Not everybody wants to have a conversation, but house volunteers play an essential role in engaging and sharing stories with visitors. They can point people to other parts of the collections and objects – and their knowledge and enthusiasm are vital elements in bringing the rooms to life.

Hundreds of thousands of people tramping through these grand houses takes its toll on the structure and furnishings, so English Heritage has been making a virtue out of a necessity by showing the process of conservation work to visitors. At Brodsworth Hall in Yorkshire, for example, rooms have been left in their ‘shabby chic’ state, and tours can be taken of the ongoing conservation works.

And at Eltham Palace in South London, an Art Deco mansion, built in the 1930s by millionaires Stephen and Virginia Courtauld on the site of a medieval palace, hand-painted maps were found under layers of paint and wallpaper. “These were the maps where Virginia planned and illustrated her travels, says Eavis. “They are quirky with wave designs and sea animals, and people in national costume. We’ve made the process of uncovering this fascinating and very personal scheme a transparent one, and linked it to other collections and objects in the house. Part of the fascination, when it’s possible to do this, is enabling the visitor to share in the process of discovery,” she adds.

“It’s crucial to have that curatorial credibility. The map room has the patina of age, and where you have the genuine article you don’t want to compromise it. But it can be a mixture, and as long as there is intellectual rigour behind the interventions, as at Audley End, it can be highly engaging and rewarding for visitors, which it has proved to be.”

Sumptuous Waddesdon Manor in Buckinghamshire was built in the 1870s in the style of a French chateau.

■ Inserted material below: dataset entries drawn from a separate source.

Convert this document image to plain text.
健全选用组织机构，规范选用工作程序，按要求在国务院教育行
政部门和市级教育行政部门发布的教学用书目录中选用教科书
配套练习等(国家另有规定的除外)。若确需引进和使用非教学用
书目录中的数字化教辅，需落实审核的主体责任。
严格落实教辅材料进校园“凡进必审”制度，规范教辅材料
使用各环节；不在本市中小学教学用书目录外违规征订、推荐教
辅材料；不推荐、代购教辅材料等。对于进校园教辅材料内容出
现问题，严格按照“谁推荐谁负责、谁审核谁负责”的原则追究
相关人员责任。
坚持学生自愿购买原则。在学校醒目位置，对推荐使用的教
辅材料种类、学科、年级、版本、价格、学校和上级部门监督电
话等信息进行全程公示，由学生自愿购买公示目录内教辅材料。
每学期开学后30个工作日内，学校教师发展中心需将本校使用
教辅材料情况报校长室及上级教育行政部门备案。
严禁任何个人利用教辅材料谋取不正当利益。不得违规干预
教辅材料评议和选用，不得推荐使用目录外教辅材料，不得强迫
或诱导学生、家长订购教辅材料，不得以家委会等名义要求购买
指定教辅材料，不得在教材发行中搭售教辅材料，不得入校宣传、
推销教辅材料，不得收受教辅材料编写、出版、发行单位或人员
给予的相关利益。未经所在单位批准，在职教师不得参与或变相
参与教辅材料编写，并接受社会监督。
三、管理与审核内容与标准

It was never designed as a home, however, but as a showpiece for the magnificent art collections of Baron Ferdinand de Rothschild. “In a way it’s like Versailles or Buckingham Palace, where you are seeing the interiors but you know it’s not the rooms where people actually lived,” explains Waddesdon’s archivist Catherine Taylor. “And that can make it a challenge to make it accessible in an engaging way.”

Waddesdon was a place of excess, but also of great entertainment and hopsitality and this aspect of the life of the house has been revived for present day visitors. “For the past three years we have been putting on the 'Feast' festival every June, where people can bring their own food or buy on site, and the whole community sits down to eat and be entertained at a long table along the North Front,” says Taylor.

'Feast' is a great example of inventively bringing the stories of the house to life. A programme of performances is inspired by the Baron’s Treat and Alice de Rothschild – who is played by a performer in character – greets visitors in the Breakfast Room to answer questions and talk about the beautiful gardens at Waddesdon and the famous ‘Miss Alice’s Rules’. “As well as being huge fun, this reflects Ferdinand’s renowned hospitality, and his treats for staff and villagers, and we see a good mix of ages, with families as well as the traditional older profile.” says Taylor.

'Electronic Menagerie' was a light projection by American artist Lauren Booth inspired by Waddesdon’s famous Aviary. Booth’s pieces respond to both the Aviary’s history and its present-day activity. Neon animals and birds evoke the historical experience in Baron Ferdinand’s time when parrots would have been tethered to stands on the lawn to be admired by his guests. “We are continually finding new ways to articulate the Waddesdon story,” says Taylor.

'Downton Abbey’s' Dowager Duchess Violet may not know what a weekend is, but today’s visitors to historic houses are certainly enjoying theirs.